TechUS military on the cusp of AI: investing in a 1,000-strong fleet of unmanned combat aircraft

US military on the cusp of AI: investing in a 1,000-strong fleet of unmanned combat aircraft

Visualization of next generation combat machines
Visualization of next generation combat machines
Images source: © Lockheed Martin

9:20 AM EST, January 30, 2024, updated: 4:38 AM EST, March 7, 2024

The CCA Program involves five U.S. companies: Anduril, Boeing, General Atomics Aeronautical Systems (GA-ASI), Lockheed Martin, and Northrop Grumman. The U.S. Air Force chose these companies to conceive this futuristic unmanned combat aircraft.

While specifics about the signed contracts have not yet been revealed, this year’s program budget is $392 million. This figure is expected to rise significantly, reaching a whopping $6 billion by 2028.

These substantial investments make sense when considering that the CCA program is part of a larger initiative, the NGAD project. The ultimate goal of the CCA is to create harmonious unmanned machines, steered by artificial intelligence, capable of independently combatting air and ground targets.

These planes will serve as "loyal wingmen," assisting manned machines that will function as flying command centers, coordinating the actions of several unmanned aircraft. This role has been envisioned for the B-21 and NGAD aircraft, along with the currently produced F-35 Lightning II.

What further details are known about the CCA program and, more generally, the future of American combat aviation?

The CCA Program: A closer look at autonomous, combat-unmanned aircraft

U.S. plans were first revealed in 2023 by the Secretary of the USAF, Frank Kendall. It's expected that 100 of the latest B-21 Raider bombers (with the option of an additional 49) will be complemented by approximately 200 NGAD aircraft, replacing the retired F-22 Raptors. These planes will be reinforced by 1,000 CCA unmanned aircraft.

The working concept is that 6th generation aircraft expected to come into service within this decade will be technically equipped to control 5-6 unmanned aircraft. However, in reality, this number will likely be smaller. The current plan calls for 400 CCA planes to be designated to 200 NGADs, while 300 selected F-35A will be paired with 600 unmanned aircraft. The specifics of the relationship between the unmanned aircraft and B-21 bombers have not yet been openly detailed.

It's clear, however, that the CCA is projected to play a significant role. New manned combat aircraft are costly, with machines like the F-35 or F-15EX priced at around $80-100 million each. In a large-scale conflict, these aircraft are a scarce resource.
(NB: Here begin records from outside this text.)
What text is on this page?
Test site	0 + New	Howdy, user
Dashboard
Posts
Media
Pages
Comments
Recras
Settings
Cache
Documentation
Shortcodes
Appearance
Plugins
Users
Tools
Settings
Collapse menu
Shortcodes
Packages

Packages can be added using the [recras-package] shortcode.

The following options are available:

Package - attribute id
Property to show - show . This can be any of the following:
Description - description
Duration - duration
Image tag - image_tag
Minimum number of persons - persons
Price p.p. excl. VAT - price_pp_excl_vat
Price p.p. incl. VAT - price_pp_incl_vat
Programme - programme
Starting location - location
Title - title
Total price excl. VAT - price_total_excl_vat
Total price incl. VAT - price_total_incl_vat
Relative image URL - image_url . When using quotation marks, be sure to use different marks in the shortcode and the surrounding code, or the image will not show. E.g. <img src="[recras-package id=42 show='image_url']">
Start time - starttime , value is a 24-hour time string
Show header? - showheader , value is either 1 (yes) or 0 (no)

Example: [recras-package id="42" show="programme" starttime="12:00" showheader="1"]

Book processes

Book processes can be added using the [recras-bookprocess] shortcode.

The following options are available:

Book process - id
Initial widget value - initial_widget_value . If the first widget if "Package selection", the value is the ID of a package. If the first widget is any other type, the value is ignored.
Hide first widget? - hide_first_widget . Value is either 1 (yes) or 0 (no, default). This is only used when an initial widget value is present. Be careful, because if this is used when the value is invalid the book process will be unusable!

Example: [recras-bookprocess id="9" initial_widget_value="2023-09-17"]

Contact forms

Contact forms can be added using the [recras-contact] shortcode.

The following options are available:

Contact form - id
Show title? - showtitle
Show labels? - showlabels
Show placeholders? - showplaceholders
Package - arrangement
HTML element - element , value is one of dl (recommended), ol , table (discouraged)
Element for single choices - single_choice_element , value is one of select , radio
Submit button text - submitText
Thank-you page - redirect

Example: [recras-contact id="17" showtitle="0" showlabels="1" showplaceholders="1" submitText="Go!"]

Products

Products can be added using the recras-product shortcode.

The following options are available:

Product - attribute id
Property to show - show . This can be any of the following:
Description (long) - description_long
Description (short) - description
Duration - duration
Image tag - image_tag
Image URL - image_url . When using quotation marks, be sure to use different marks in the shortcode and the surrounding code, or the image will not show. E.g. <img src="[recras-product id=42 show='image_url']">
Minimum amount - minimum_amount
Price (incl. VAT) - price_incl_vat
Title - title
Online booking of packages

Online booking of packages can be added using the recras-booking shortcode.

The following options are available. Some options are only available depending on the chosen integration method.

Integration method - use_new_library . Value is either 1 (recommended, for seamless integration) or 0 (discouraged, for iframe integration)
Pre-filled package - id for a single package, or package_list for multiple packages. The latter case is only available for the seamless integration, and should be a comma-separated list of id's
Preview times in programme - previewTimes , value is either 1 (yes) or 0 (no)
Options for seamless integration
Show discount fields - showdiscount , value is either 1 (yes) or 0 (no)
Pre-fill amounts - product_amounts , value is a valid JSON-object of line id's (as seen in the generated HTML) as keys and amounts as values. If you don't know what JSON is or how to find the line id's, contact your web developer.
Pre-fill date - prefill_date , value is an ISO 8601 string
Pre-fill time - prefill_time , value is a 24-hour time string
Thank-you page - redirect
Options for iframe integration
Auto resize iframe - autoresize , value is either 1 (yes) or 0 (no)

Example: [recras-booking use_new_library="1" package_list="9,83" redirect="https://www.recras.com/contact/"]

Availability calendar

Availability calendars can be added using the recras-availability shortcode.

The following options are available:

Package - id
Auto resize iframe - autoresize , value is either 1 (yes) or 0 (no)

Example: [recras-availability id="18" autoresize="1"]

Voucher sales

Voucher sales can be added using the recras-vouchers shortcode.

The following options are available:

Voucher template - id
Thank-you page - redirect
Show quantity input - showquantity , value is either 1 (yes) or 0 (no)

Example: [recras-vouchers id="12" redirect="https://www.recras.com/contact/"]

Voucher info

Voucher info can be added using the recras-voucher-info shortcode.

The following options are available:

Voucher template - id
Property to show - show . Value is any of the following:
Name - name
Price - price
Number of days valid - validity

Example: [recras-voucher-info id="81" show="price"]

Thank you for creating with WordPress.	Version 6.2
Thus, the loss of each machine would be substantially detrimental to airborne capacity.

A budget-friendly approach

Though this hasn't been a concern in past asymmetric conflicts involving the U.S., the narrative shifts dramatically when potential opponents like China, possibly backed by Russia, are brought into the equation. In this scenario, technological superiority becomes less critical as quantity takes precedence. This notion is perfectly encapsulated by a quote attributed to Joseph Stalin: "quantity is also quality".

This was eloquently highlighted by Secretary Frank Kendall, who said, "A weapon that could be under the wing of a manned aircraft is now flying in a separate machine but is managed by the same pilot. (...) the opponent has to consider each of these aircraft, as each poses a full threat".

So, the CCA unmanned aircraft, projected to cost 15-40 million dollars a piece, should offer the volume needed to secure a victory in a large-scale future war. Although humans will control them, these machines are designed to perform key elements of their duties – including air combat or attacks on ground targets – fully autonomously.

The U.S. is currently testing various algorithms not just for piloting aircraft but also for engaging in combat. This involves using tools like the X-62A VISTA, a specific version of the F-16 used for testing combat AI.

The emerging CCA program showcases the advantage the U.S. currently enjoys over the rest of the world regarding aviation technology. They are leading by a generation, at least.

The United States versus the rest of the world

An illustration of this is the F-22 Raptor aircraft. The Raptor, deemed the epitome of aviation technology and unmatched globally, had its maiden flight in 1990. Fast forward to now, advanced combat aircraft produced outside the U.S., like China's Chengdu J-20, are only expected to reach par with the Raptor around the mid-2030s.

By then, the American aircraft will be over 40 years old and retired, replaced by newer machines with even greater capabilities.

This trend is mirrored with bomber aircraft. As the U.S. commences the mass production of the B-21 Raider aircraft, they plan on gradually retiring the B-2 Spirit aircraft. Yet, for the rest of the world, this 34-year-old aircraft remains a benchmark that countries like China strive to achieve. Russia's claims of producing the world's most advanced combat aircraft appear far-fetched in this context.

If all goes to plan, unmanned "loyal wingmen" will become a reality in the U.S. by the end of this decade. Thus giving manned combat aircraft powerful support.